Un nouveau chapitre s'est ouvert le 20 juillet, avec la découverte d'ossements dans le sous-sol du Collège teutonique du Saint-Siège. Ils pourraient contenir ceux de l'adolescente disparue. Franceinfo revient sur cette affaire emblématique et sur les différentes pistes envisagées.
La disparition
Ce mercredi 22 juin 1983 commence comme beaucoup d'autres pour Emanuela Orlandi. L'adolescente de 15 ans, en deuxième année d'études au lycée scientifique de Rome, achève son année scolaire avec de bons résultats. Ce matin-là, sa mère l'envoie acheter de quoi préparer la pizza du soir. Elle s'y rend avec sa grande sœur Cristina, puis rentre déjeuner. Les Orlandi sont l'une des rares familles laïques à vivre à l'intérieur de la Cité du Vatican. Le père, Ercole, est fonctionnaire à la Préfecture de la maison pontificale, l'organisme qui gère notamment l'emploi du temps du pape.
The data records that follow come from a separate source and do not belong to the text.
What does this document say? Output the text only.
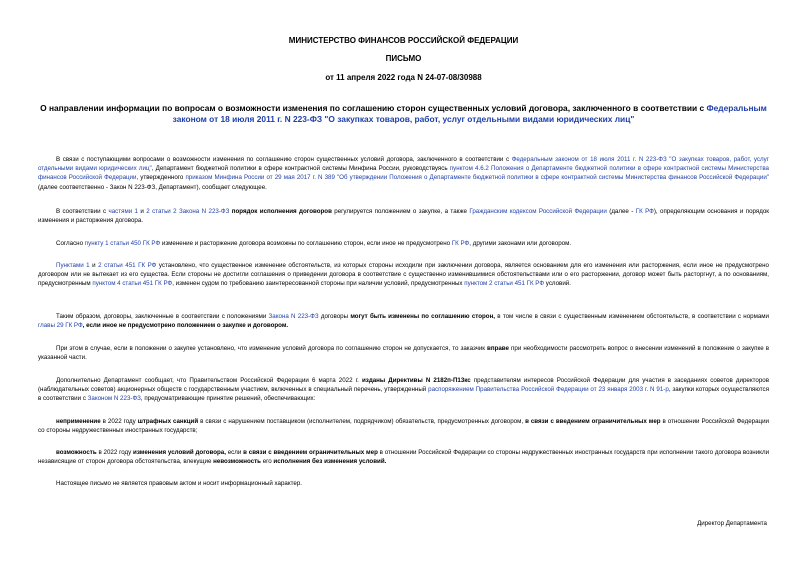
МИНИСТЕРСТВО ФИНАНСОВ РОССИЙСКОЙ ФЕДЕРАЦИИ
ПИСЬМО
от 11 апреля 2022 года N 24-07-08/30988
О направлении информации по вопросам о возможности изменения по соглашению сторон существенных условий договора, заключенного в соответствии с Федеральным законом от 18 июля 2011 г. N 223-ФЗ "О закупках товаров, работ, услуг отдельными видами юридических лиц"

В связи с поступающими вопросами о возможности изменения по соглашению сторон существенных условий договора, заключенного в соответствии с Федеральным законом от 18 июля 2011 г. N 223-ФЗ "О закупках товаров, работ, услуг отдельными видами юридических лиц", Департамент бюджетной политики в сфере контрактной системы Минфина России, руководствуясь пунктом 4.6.2 Положения о Департаменте бюджетной политики в сфере контрактной системы Министерства финансов Российской Федерации, утвержденного приказом Минфина России от 29 мая 2017 г. N 389 "Об утверждении Положения о Департаменте бюджетной политики в сфере контрактной системы Министерства финансов Российской Федерации" (далее соответственно - Закон N 223-ФЗ, Департамент), сообщает следующее.

В соответствии с частями 1 и 2 статьи 2 Закона N 223-ФЗ порядок исполнения договоров регулируется положением о закупке, а также Гражданским кодексом Российской Федерации (далее - ГК РФ), определяющим основания и порядок изменения и расторжения договора.

Согласно пункту 1 статьи 450 ГК РФ изменение и расторжение договора возможны по соглашению сторон, если иное не предусмотрено ГК РФ, другими законами или договором.

Пунктами 1 и 2 статьи 451 ГК РФ установлено, что существенное изменение обстоятельств, из которых стороны исходили при заключении договора, является основанием для его изменения или расторжения, если иное не предусмотрено договором или не вытекает из его существа. Если стороны не достигли соглашения о приведении договора в соответствие с существенно изменившимися обстоятельствами или о его расторжении, договор может быть расторгнут, а по основаниям, предусмотренным пунктом 4 статьи 451 ГК РФ, изменен судом по требованию заинтересованной стороны при наличии условий, предусмотренных пунктом 2 статьи 451 ГК РФ условий.

Таким образом, договоры, заключенные в соответствии с положениями Закона N 223-ФЗ договоры могут быть изменены по соглашению сторон, в том числе в связи с существенным изменением обстоятельств, в соответствии с нормами главы 29 ГК РФ, если иное не предусмотрено положением о закупке и договором.

При этом в случае, если в положении о закупке установлено, что изменение условий договора по соглашению сторон не допускается, то заказчик вправе при необходимости рассмотреть вопрос о внесении изменений в положение о закупке в указанной части.

Дополнительно Департамент сообщает, что Правительством Российской Федерации 6 марта 2022 г. изданы Директивы N 2182п-П13кс представителям интересов Российской Федерации для участия в заседаниях советов директоров (наблюдательных советов) акционерных обществ с государственным участием, включенных в специальный перечень, утвержденный распоряжением Правительства Российской Федерации от 23 января 2003 г. N 91-р, закупки которых осуществляются в соответствии с Законом N 223-ФЗ, предусматривающие принятие решений, обеспечивающих:

неприменение в 2022 году штрафных санкций в связи с нарушением поставщиком (исполнителем, подрядчиком) обязательств, предусмотренных договором, в связи с введением ограничительных мер в отношении Российской Федерации со стороны недружественных иностранных государств;

возможность в 2022 году изменения условий договора, если в связи с введением ограничительных мер в отношении Российской Федерации со стороны недружественных иностранных государств при исполнении такого договора возникли независящие от сторон договора обстоятельства, влекущие невозможность его исполнения без изменения условий.

Настоящее письмо не является правовым актом и носит информационный характер.

Директор Департамента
Dans l'après-midi, Emanuela se rend à son cours de musique, dans le centre de la capitale italienne. Elle arrive un peu en retard et semble distraite. La jeune fille demande par ailleurs à quitter le cours dix minutes avant la fin, à 18h50. Elle appelle alors son autre sœur, Federica, et lui parle d'une offre d'emploi, bien rémunérée, pour faire de la publicité pour des cosmétiques. Elle emprunte le chemin du retour avec son amie Raffaella mais ne monte pas dans le bus avec elle. Toutes les deux se quittent vers 19h30. Raffaella est la dernière à l'avoir vue en vie. Le lendemain, Emanuela Orlandi est officiellement portée disparue.
Le 30 juin, une semaine après sa disparition, 3 000 affiches en noir et blanc recouvrent les rues de Rome. "Scomparsa" ("disparue"), peut-on lire en lettres capitales sous sa photo. Pour les Italiens, Emanuela Orlandi est cette jeune fille aux longs cheveux noirs, un sourire éternellement gravé sur son visage. Trente-six ans après cette funeste journée, on trouve encore ce portrait, qui continue d'être placardé aux abords de la place Saint-Pierre.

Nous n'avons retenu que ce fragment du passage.